Barring an alien invasion or some other kind of apocalyptic scenario, we know the next Yukon election is only a matter of months away. Yukon Premier Darrell Pasloski has decided to max out his five-year mandate – the second time in a row that the incumbent Yukon Party has decided to govern for as long as the Yukon Act permits it to do so.
At this point, it almost feels like we have a fixed election date. Maybe not in the sense that we know the exact date on which we will go to the polls—the premier still has the discretion to pick a day. But his ability to call a snap election to take advantage of an ill-prepared opposition – as Jean Chretien did in 2000 to take advantage of newly anointed Canadian Alliance leader Stockwell Day’s lack of experience – is gone. As is the premier’s option to hold off any further in hopes that his political fortunes start to look up – perhaps until after the announcement of some positive news in the mining sector, or to see if the Supreme Court of Canada hands him some sort of qualified victory on the Peel.

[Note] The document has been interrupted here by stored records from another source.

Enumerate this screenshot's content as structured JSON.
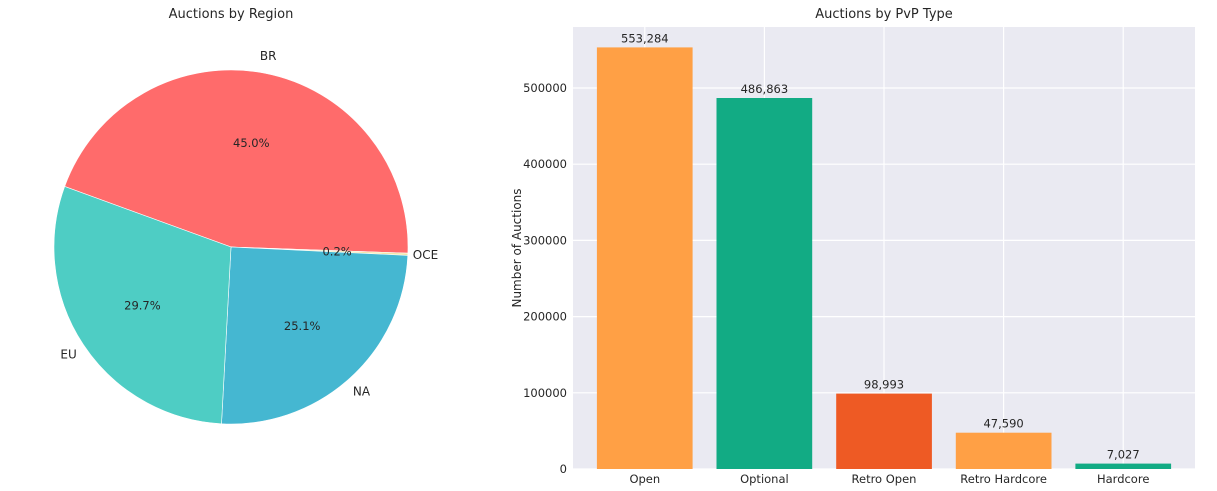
{
  "chart_data": [
    {
      "type": "pie",
      "title": "Auctions by Region",
      "slices": [
        {
          "label": "BR",
          "percent": 45.0,
          "percent_label": "45.0%",
          "color": "#ff6b6b"
        },
        {
          "label": "OCE",
          "percent": 0.2,
          "percent_label": "0.2%",
          "color": "#f0e6a8"
        },
        {
          "label": "NA",
          "percent": 25.1,
          "percent_label": "25.1%",
          "color": "#45b7d1"
        },
        {
          "label": "EU",
          "percent": 29.7,
          "percent_label": "29.7%",
          "color": "#4ecdc4"
        }
      ],
      "start_angle_deg": 160,
      "direction": "clockwise"
    },
    {
      "type": "bar",
      "title": "Auctions by PvP Type",
      "categories": [
        "Open",
        "Optional",
        "Retro Open",
        "Retro Hardcore",
        "Hardcore"
      ],
      "values": [
        553284,
        486863,
        98993,
        47590,
        7027
      ],
      "value_labels": [
        "553,284",
        "486,863",
        "98,993",
        "47,590",
        "7,027"
      ],
      "colors": [
        "#ffa045",
        "#12ab84",
        "#ee5a24",
        "#ffa045",
        "#12ab84"
      ],
      "xlabel": "",
      "ylabel": "Number of Auctions",
      "ylim": [
        0,
        580000
      ],
      "yticks": [
        0,
        100000,
        200000,
        300000,
        400000,
        500000
      ],
      "ytick_labels": [
        "0",
        "100000",
        "200000",
        "300000",
        "400000",
        "500000"
      ],
      "grid": true,
      "background": "#eaeaf2"
    }
  ]
}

For me at least, the certainty feels good. The ability of an incumbent politician to choose the timing of our next trip to the polls has always struck me as an odd feature of our system of government. Governing already provides one with a number of perks and advantages over opponents. So why should our leaders also get to decide the timing of our next trip to the polls?

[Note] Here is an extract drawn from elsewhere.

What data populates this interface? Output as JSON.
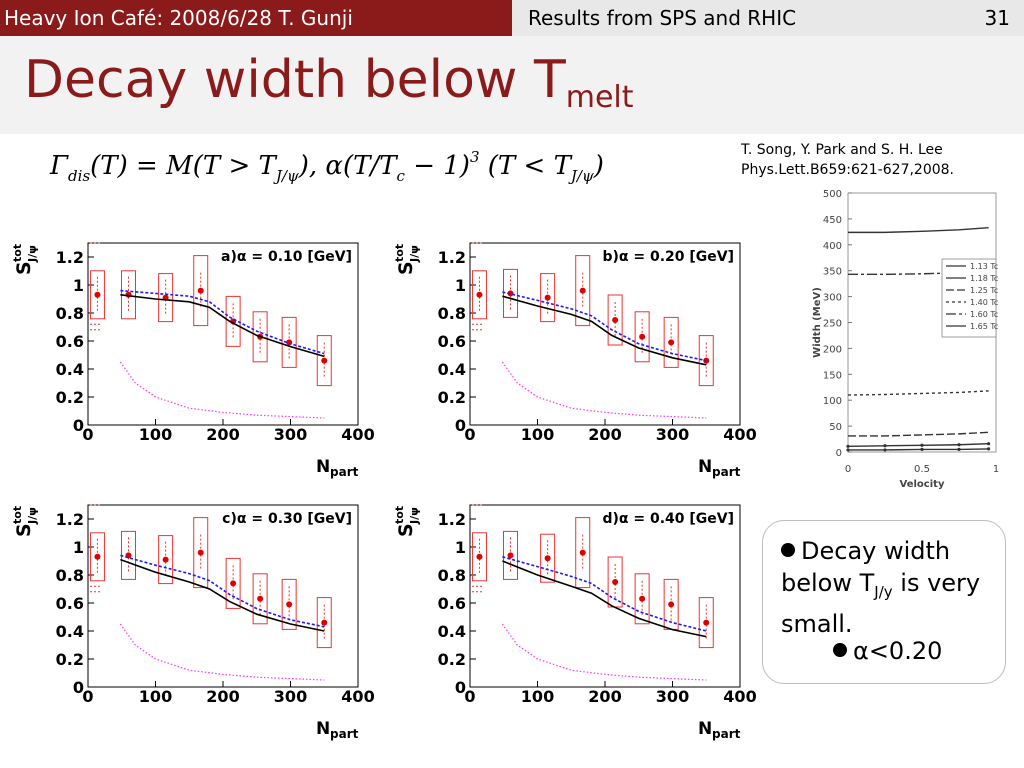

Fixed election dates are a relatively minor and easy tweak to our electoral system. Our last federal election date was “fixed” and we knew when it was going to be years in advance.
Critics of fixed election dates argue that they are undesirable because they extend the period of time that politicians spend posturing and give a sense that we are perpetually in campaign mode. And there is some evidence that suggests this is true.

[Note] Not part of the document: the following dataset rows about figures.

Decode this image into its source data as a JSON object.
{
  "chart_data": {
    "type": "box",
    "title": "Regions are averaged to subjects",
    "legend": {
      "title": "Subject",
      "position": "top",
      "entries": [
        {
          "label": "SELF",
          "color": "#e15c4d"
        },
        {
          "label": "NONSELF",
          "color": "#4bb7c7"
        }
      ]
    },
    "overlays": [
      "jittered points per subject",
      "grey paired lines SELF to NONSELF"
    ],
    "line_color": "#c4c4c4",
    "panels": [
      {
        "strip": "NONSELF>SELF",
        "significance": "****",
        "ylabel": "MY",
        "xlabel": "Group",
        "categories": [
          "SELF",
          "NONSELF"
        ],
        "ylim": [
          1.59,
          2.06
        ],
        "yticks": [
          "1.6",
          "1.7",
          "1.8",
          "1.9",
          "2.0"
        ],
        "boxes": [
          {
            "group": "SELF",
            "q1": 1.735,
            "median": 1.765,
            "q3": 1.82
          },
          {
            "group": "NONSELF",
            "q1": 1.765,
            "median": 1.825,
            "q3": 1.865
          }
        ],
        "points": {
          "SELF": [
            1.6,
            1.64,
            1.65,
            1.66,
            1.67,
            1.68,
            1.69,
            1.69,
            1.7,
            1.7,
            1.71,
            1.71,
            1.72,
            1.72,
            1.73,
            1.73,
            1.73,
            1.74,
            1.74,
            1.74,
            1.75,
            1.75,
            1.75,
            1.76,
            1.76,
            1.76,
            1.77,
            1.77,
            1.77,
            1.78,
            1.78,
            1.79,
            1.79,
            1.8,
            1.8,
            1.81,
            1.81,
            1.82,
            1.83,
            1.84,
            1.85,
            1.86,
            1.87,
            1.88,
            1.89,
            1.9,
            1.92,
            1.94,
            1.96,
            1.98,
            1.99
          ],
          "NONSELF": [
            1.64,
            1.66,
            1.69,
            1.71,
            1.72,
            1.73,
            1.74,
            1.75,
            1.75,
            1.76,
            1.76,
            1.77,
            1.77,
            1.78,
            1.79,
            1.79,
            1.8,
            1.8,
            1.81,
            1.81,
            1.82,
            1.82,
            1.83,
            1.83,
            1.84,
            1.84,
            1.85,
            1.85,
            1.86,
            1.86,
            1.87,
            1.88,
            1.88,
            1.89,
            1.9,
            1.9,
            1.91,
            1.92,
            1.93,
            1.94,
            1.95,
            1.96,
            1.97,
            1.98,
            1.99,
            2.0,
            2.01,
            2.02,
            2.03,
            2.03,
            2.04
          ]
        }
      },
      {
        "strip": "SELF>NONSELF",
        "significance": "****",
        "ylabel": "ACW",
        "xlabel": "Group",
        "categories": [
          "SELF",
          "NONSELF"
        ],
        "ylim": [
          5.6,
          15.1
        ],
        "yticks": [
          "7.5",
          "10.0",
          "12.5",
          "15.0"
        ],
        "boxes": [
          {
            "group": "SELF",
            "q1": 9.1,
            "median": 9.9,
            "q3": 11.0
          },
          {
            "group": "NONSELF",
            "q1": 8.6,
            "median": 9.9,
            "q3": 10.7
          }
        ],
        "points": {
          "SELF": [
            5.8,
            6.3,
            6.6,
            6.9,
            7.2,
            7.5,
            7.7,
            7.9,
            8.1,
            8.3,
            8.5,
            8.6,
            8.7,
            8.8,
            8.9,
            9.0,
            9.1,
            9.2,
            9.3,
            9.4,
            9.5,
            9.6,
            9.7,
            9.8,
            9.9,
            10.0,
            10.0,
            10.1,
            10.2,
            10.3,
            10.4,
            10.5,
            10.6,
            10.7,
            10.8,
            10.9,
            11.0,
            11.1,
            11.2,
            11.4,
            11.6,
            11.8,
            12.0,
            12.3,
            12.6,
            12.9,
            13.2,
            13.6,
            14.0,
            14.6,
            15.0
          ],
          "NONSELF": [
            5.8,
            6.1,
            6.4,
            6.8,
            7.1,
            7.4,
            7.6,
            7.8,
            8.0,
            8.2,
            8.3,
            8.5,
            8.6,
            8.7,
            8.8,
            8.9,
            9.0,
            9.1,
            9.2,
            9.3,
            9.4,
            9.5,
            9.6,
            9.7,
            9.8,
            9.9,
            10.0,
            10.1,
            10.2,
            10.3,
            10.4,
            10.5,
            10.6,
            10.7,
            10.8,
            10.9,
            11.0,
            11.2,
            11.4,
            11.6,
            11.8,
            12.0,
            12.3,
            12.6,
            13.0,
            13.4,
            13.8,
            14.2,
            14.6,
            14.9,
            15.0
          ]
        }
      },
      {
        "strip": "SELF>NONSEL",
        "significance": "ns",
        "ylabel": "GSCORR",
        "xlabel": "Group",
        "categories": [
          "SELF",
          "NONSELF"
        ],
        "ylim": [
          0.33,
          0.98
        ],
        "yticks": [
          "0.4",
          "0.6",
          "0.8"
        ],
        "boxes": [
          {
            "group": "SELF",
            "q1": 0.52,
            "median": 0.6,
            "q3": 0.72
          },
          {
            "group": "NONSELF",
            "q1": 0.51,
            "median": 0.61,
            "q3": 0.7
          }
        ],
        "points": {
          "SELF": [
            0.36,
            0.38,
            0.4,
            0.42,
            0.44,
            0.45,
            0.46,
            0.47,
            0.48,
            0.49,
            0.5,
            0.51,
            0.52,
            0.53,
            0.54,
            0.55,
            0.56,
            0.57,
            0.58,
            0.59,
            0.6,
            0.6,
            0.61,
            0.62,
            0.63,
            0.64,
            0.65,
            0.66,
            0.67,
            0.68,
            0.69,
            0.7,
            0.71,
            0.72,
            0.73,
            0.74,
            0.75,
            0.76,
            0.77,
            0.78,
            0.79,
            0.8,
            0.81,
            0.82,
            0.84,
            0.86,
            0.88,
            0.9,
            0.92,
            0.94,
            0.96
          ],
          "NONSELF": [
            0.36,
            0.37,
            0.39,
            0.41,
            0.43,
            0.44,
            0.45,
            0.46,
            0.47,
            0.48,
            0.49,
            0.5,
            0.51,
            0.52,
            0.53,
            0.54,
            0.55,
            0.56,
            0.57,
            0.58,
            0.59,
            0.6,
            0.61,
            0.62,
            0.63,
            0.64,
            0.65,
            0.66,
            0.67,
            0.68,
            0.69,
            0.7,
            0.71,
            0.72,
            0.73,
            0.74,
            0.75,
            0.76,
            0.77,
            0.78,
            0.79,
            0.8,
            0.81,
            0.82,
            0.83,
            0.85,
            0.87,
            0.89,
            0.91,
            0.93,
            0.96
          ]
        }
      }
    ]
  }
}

But does that potential downside justify maintaining a system where only one party knows if it ought to be in campaign mode while the others are caught flat-footed when the governing party pulls the trigger? I would say no.
Besides, an extended campaign period gives a greater amount of time to roll out new ideas so they can be evaluated and debated. During the last federal election, for example, each party rolled out its own childcare plan over the course of a year in the lead-up to the election, which left lots of time for extensive analysis instead of the usual hasty debate we are accustomed to.
It is actually somewhat disappointing to me that we haven’t seen anything similar in the Yukon. Neither of the Yukon’s two opposition parties have taken advantage of the long lead-up to the next election to define themselves policy-wise. All they have really told us at this point is that they are not the Yukon Party – which is probably enough for some voters.
Critics also argue that our Westminster system of government – which requires that the leader and cabinet maintain the “confidence” of the legislature – does not really jive with regularly scheduled trips to the polls. A minority parliament could bring down the incumbent government early and – while we don’t have much precedent for it in this country – even the governing party’s own members could revolt against its leader.
But perfection ought not be the standard. The fact that such scenarios can happen should not preclude a general rule that elections cannot be triggered by the leader of the majority party except at prescribed intervals.
Politically, I can’t really blame Pasloski for waiting until the bitter end to pull the trigger on an election. The political winds are, at best, uncertain and he was likely hoping that events would transpire to increase his party’s chances of victory. If I was a betting man I would still put my money on the Yukon Party winning this fall. But it would be one of those gambling moments where you hesitantly move your chips into position with a twinge of instant remorse. How this all shakes out is anyone’s bet.
But really, we shouldn’t be here. That we know the timing of the next election at all is simply because the government has opted to run out the clock. Democracy belongs to voters, and the timing of elections should not be manipulated to serve the political whims of the prevailing leadership. The next legislative assembly, regardless of which party forms government, should introduce a fixed election law to bring certainty and fairness to the process.
Kyle Carruthers is a born-and-raised Yukoner who lives and practises law in Whitehorse.